But Mr. Gandhi's mission to England delayed the evil day only for a while. So soon as the Provisional Government had give place to a Constitutional Government, the same Act, which had so stirred the Asiatic community, was passed by Parliament at a single sitting, and again submitted to the King.
The measure was passed so hurriedly, that its provisions were not discussed, and even the Colonial Secretary was not familiar with them. Three readings in one day concluded the matter, and in a short time the Royal sanction was given.
It was then that the movement, known as the "Passive Resistance Movement," took practical form. This was in July, 1907. At the same time, the resident Chinese, to the number of about one thousand, joined the Indians. Most of the Chinese were not British subjects, but as they were Asiatics, and involved in the new law, they felt the pressure of its provisions. They were splendidly organised at the time, and under the leadership of Mr. Leung Quinn, stood firm in the great struggle.
The leader's right hand during all these months of ceseless strain has been his brilliant English comrade, Mr. H. S. L. Polak, who, like Mr. Gandhi himself, is an attorney of the Supreme Court of the Transvaal. For weeks together, while the chief has been in prison, the burden of the struggle has fallen on Mr.

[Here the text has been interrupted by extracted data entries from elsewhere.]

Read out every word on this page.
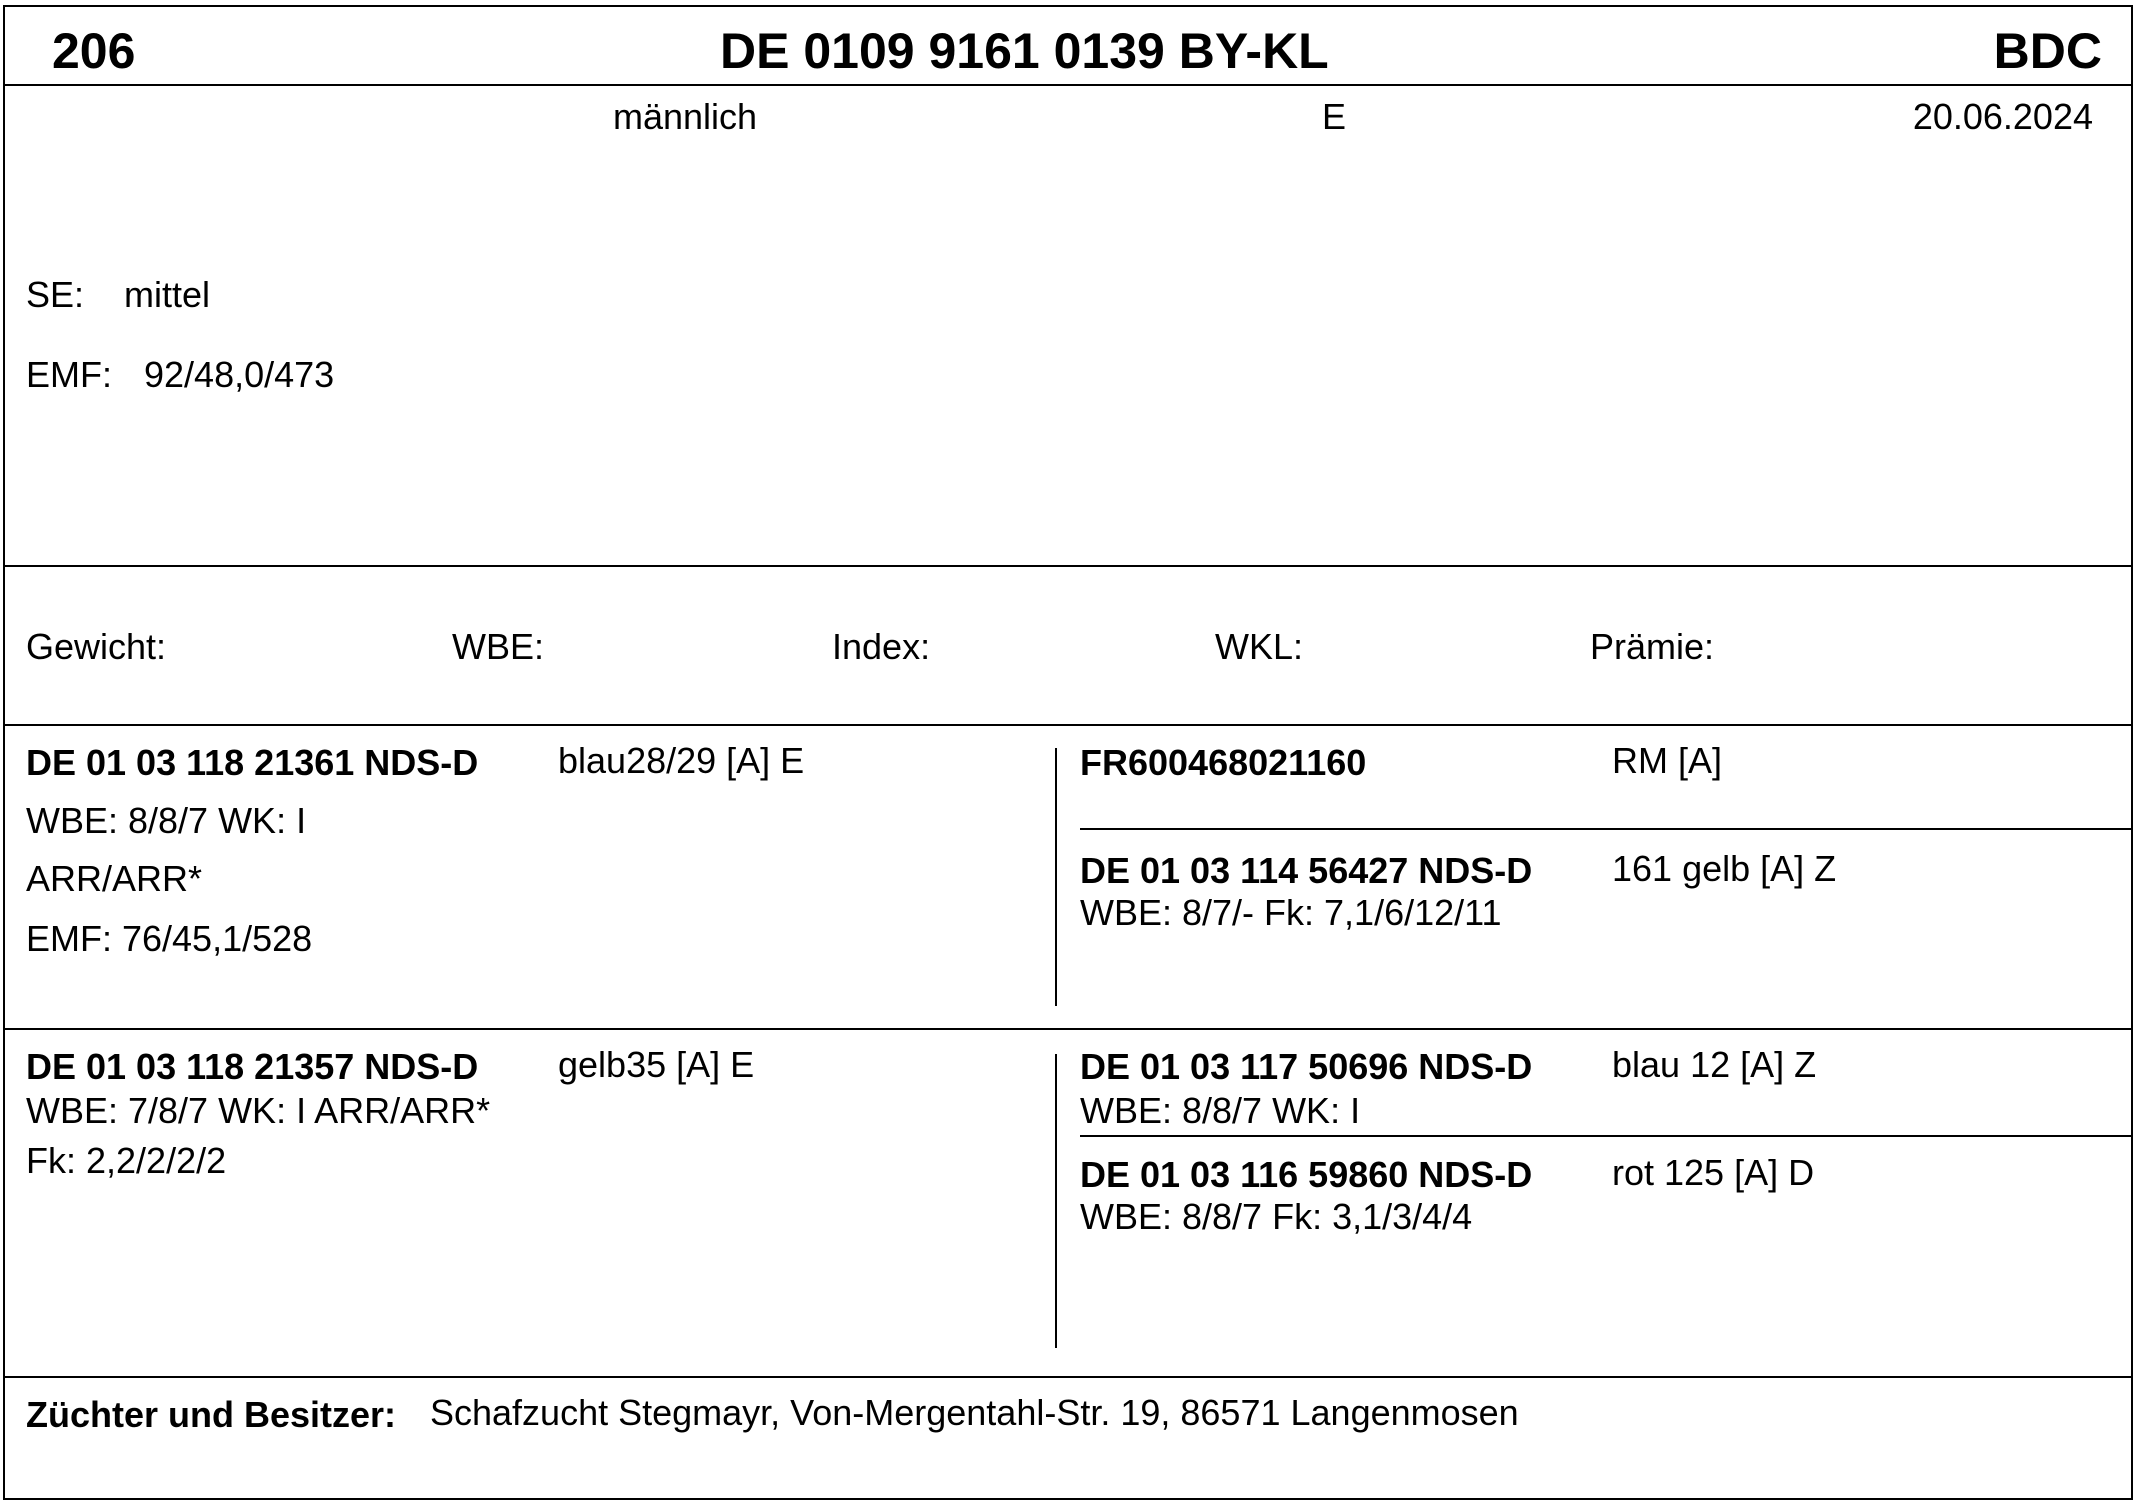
206	DE 0109 9161 0139 BY-KL	BDC
männlich	E	20.06.2024
SE: mittel
EMF: 92/48,0/473
Gewicht:	WBE:	Index:	WKL:	Prämie:
DE 01 03 118 21361 NDS-D blau28/29 [A] E
WBE: 8/8/7 WK: I
ARR/ARR*
EMF: 76/45,1/528
FR600468021160	RM [A]
DE 01 03 114 56427 NDS-D 161 gelb [A] Z
WBE: 8/7/- Fk: 7,1/6/12/11
DE 01 03 118 21357 NDS-D gelb35 [A] E
WBE: 7/8/7 WK: I ARR/ARR*
Fk: 2,2/2/2/2
DE 01 03 117 50696 NDS-D blau 12 [A] Z
WBE: 8/8/7 WK: I
DE 01 03 116 59860 NDS-D rot 125 [A] D
WBE: 8/8/7 Fk: 3,1/3/4/4
Züchter und Besitzer: Schafzucht Stegmayr, Von-Mergentahl-Str. 19, 86571 Langenmosen
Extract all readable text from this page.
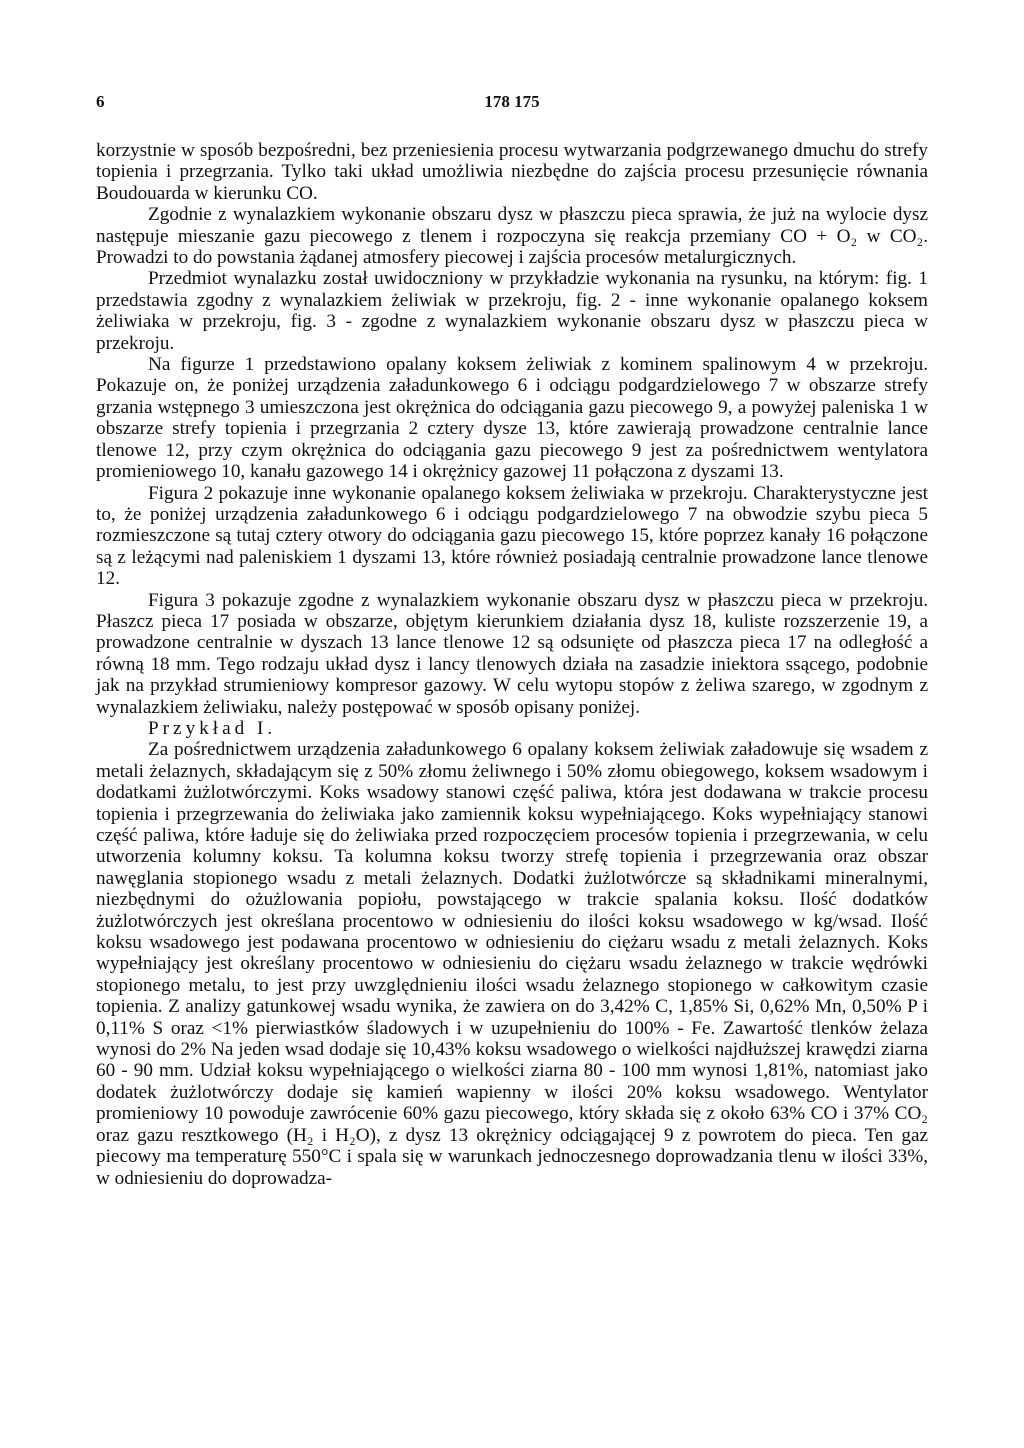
6	178 175

korzystnie w sposób bezpośredni, bez przeniesienia procesu wytwarzania podgrzewanego dmuchu do strefy topienia i przegrzania. Tylko taki układ umożliwia niezbędne do zajścia procesu przesunięcie równania Boudouarda w kierunku CO.

Zgodnie z wynalazkiem wykonanie obszaru dysz w płaszczu pieca sprawia, że już na wylocie dysz następuje mieszanie gazu piecowego z tlenem i rozpoczyna się reakcja przemiany CO + O₂ w CO₂. Prowadzi to do powstania żądanej atmosfery piecowej i zajścia procesów metalurgicznych.

Przedmiot wynalazku został uwidoczniony w przykładzie wykonania na rysunku, na którym: fig. 1 przedstawia zgodny z wynalazkiem żeliwiak w przekroju, fig. 2 - inne wykonanie opalanego koksem żeliwiaka w przekroju, fig. 3 - zgodne z wynalazkiem wykonanie obszaru dysz w płaszczu pieca w przekroju.

Na figurze 1 przedstawiono opalany koksem żeliwiak z kominem spalinowym 4 w przekroju. Pokazuje on, że poniżej urządzenia załadunkowego 6 i odciągu podgardzielowego 7 w obszarze strefy grzania wstępnego 3 umieszczona jest okrężnica do odciągania gazu piecowego 9, a powyżej paleniska 1 w obszarze strefy topienia i przegrzania 2 cztery dysze 13, które zawierają prowadzone centralnie lance tlenowe 12, przy czym okrężnica do odciągania gazu piecowego 9 jest za pośrednictwem wentylatora promieniowego 10, kanału gazowego 14 i okrężnicy gazowej 11 połączona z dyszami 13.

Figura 2 pokazuje inne wykonanie opalanego koksem żeliwiaka w przekroju. Charakterystyczne jest to, że poniżej urządzenia załadunkowego 6 i odciągu podgardzielowego 7 na obwodzie szybu pieca 5 rozmieszczone są tutaj cztery otwory do odciągania gazu piecowego 15, które poprzez kanały 16 połączone są z leżącymi nad paleniskiem 1 dyszami 13, które również posiadają centralnie prowadzone lance tlenowe 12.

Figura 3 pokazuje zgodne z wynalazkiem wykonanie obszaru dysz w płaszczu pieca w przekroju. Płaszcz pieca 17 posiada w obszarze, objętym kierunkiem działania dysz 18, kuliste rozszerzenie 19, a prowadzone centralnie w dyszach 13 lance tlenowe 12 są odsunięte od płaszcza pieca 17 na odległość a równą 18 mm. Tego rodzaju układ dysz i lancy tlenowych działa na zasadzie iniektora ssącego, podobnie jak na przykład strumieniowy kompresor gazowy. W celu wytopu stopów z żeliwa szarego, w zgodnym z wynalazkiem żeliwiaku, należy postępować w sposób opisany poniżej.

Przykład I.

Za pośrednictwem urządzenia załadunkowego 6 opalany koksem żeliwiak załadowuje się wsadem z metali żelaznych, składającym się z 50% złomu żeliwnego i 50% złomu obiegowego, koksem wsadowym i dodatkami żużlotwórczymi. Koks wsadowy stanowi część paliwa, która jest dodawana w trakcie procesu topienia i przegrzewania do żeliwiaka jako zamiennik koksu wypełniającego. Koks wypełniający stanowi część paliwa, które ładuje się do żeliwiaka przed rozpoczęciem procesów topienia i przegrzewania, w celu utworzenia kolumny koksu. Ta kolumna koksu tworzy strefę topienia i przegrzewania oraz obszar nawęglania stopionego wsadu z metali żelaznych. Dodatki żużlotwórcze są składnikami mineralnymi, niezbędnymi do ożużlowania popiołu, powstającego w trakcie spalania koksu. Ilość dodatków żużlotwórczych jest określana procentowo w odniesieniu do ilości koksu wsadowego w kg/wsad. Ilość koksu wsadowego jest podawana procentowo w odniesieniu do ciężaru wsadu z metali żelaznych. Koks wypełniający jest określany procentowo w odniesieniu do ciężaru wsadu żelaznego w trakcie wędrówki stopionego metalu, to jest przy uwzględnieniu ilości wsadu żelaznego stopionego w całkowitym czasie topienia. Z analizy gatunkowej wsadu wynika, że zawiera on do 3,42% C, 1,85% Si, 0,62% Mn, 0,50% P i 0,11% S oraz <1% pierwiastków śladowych i w uzupełnieniu do 100% - Fe. Zawartość tlenków żelaza wynosi do 2% Na jeden wsad dodaje się 10,43% koksu wsadowego o wielkości najdłuższej krawędzi ziarna 60 - 90 mm. Udział koksu wypełniającego o wielkości ziarna 80 - 100 mm wynosi 1,81%, natomiast jako dodatek żużlotwórczy dodaje się kamień wapienny w ilości 20% koksu wsadowego. Wentylator promieniowy 10 powoduje zawrócenie 60% gazu piecowego, który składa się z około 63% CO i 37% CO₂ oraz gazu resztkowego (H₂ i H₂O), z dysz 13 okrężnicy odciągającej 9 z powrotem do pieca. Ten gaz piecowy ma temperaturę 550°C i spala się w warunkach jednoczesnego doprowadzania tlenu w ilości 33%, w odniesieniu do doprowadza-
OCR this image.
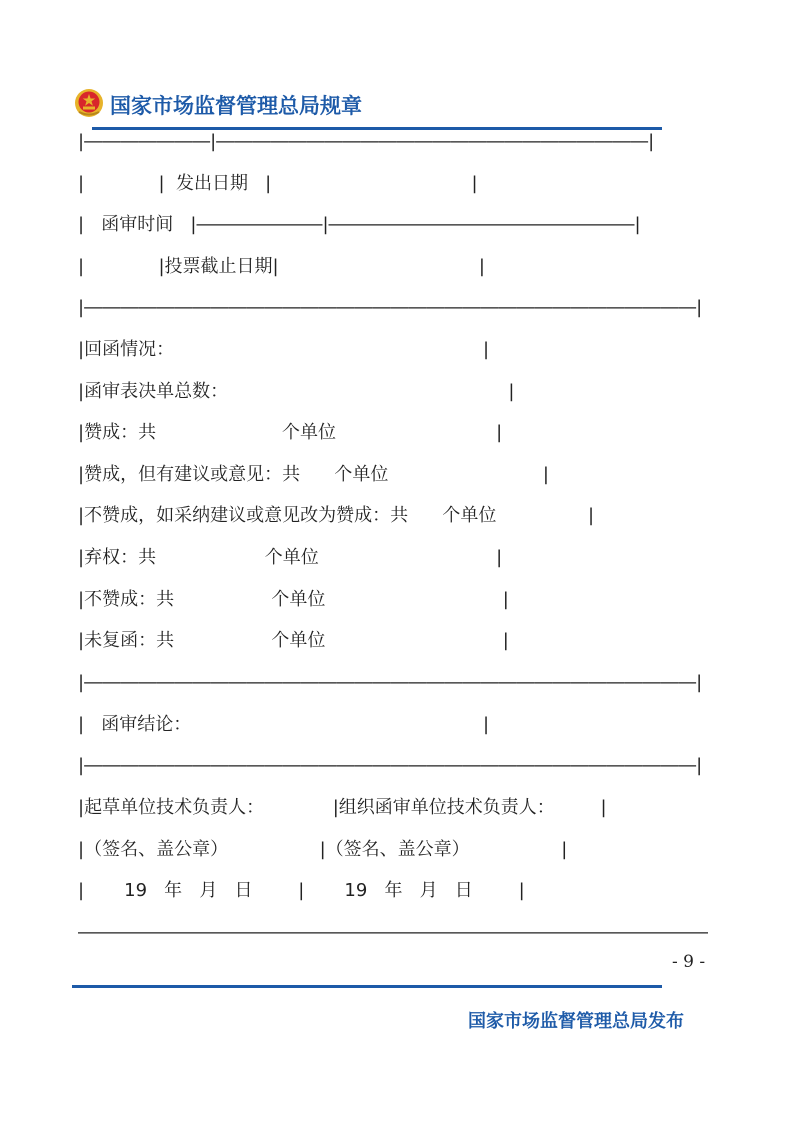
国家市场监督管理总局规章
|―――――――|――――――――――――――――――――――――|
|             |  发出日期   |                                   |
|   函审时间   |―――――――|―――――――――――――――――|
|             |投票截止日期|                                   |
|――――――――――――――――――――――――――――――――――|
|回函情况：                                                      |
|函审表决单总数：                                                 |
|赞成：共                      个单位                            |
|赞成，但有建议或意见：共      个单位                           |
|不赞成，如采纳建议或意见改为赞成：共      个单位                |
|弃权：共                   个单位                               |
|不赞成：共                 个单位                               |
|未复函：共                 个单位                               |
|――――――――――――――――――――――――――――――――――|
|   函审结论：                                                   |
|――――――――――――――――――――――――――――――――――|
|起草单位技术负责人：            |组织函审单位技术负责人：        |
|（签名、盖公章）                |（签名、盖公章）                |
|       19   年   月   日        |       19   年   月   日        |
―――――――――――――――――――――――――――――――――――
- 9 -
国家市场监督管理总局发布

Polak, who has borne it with un-wavering courage, the community having elected him as Assistant Secretary of the Transvaal British Indian Association. Knowing well all the twists and legal points in this strange business, he has been of invaluable assistance to the harassed Passive Resisters. In Court he has been their advocate, in the office their adviser, always their friend, at the same time he has devoted himself to the general interests of the British Indians, throughout South Africa, by pen and speech, with wonderful persistence. Like all great leaders of men, Mr. Gandhi has the magic power of attracting to himself the passionate devotion of such characters.
But the strain of this long resistance has told severely on the Indian community. Many of them have been practically ruined. Nevertheless, their splendid courage, determination, and self-restraint have won the admiration of all. The vegetable and fruit-sellers, the "hawkers," have entered into the spirit of the campaign with as great self-sacrifice and devotion as the wealthy men have shown. They have cheerfully gone in droves to prison. Some have suffered again and again. The justice of their cause has thrown a glamour even over the gloom of the cell and the degradation of their work. This is not, one would imagine, a good thing for the future effect of the prison-system, but it is the natural issue of the use which our rulers have made of it, in this controversy with men whom General Smuts described as "conscientious objectors." Their repeated imprisonment for such a cause has obliterated the criminal taint and the shame of such punishment, and they have taken "joyfully the spoiling of their goods."
No-one, however, can doubt that the personality of their great leader has been the supreme force in it all. His committal to prison is sufficient to arouse all their powers of self-sacrifice, and they embarass the police-officers in their efforts to be arrested too. Even when he is absent for weeks, his influence moves them with marvellous power. What he would do, or wish, or say, is the pivot on which the lives of many of them turn.
"What are you going to do?" I said the other day to our vegetable-hawker. He shrugged his shoulders, spread out his hands, smiled, showing his white teeth.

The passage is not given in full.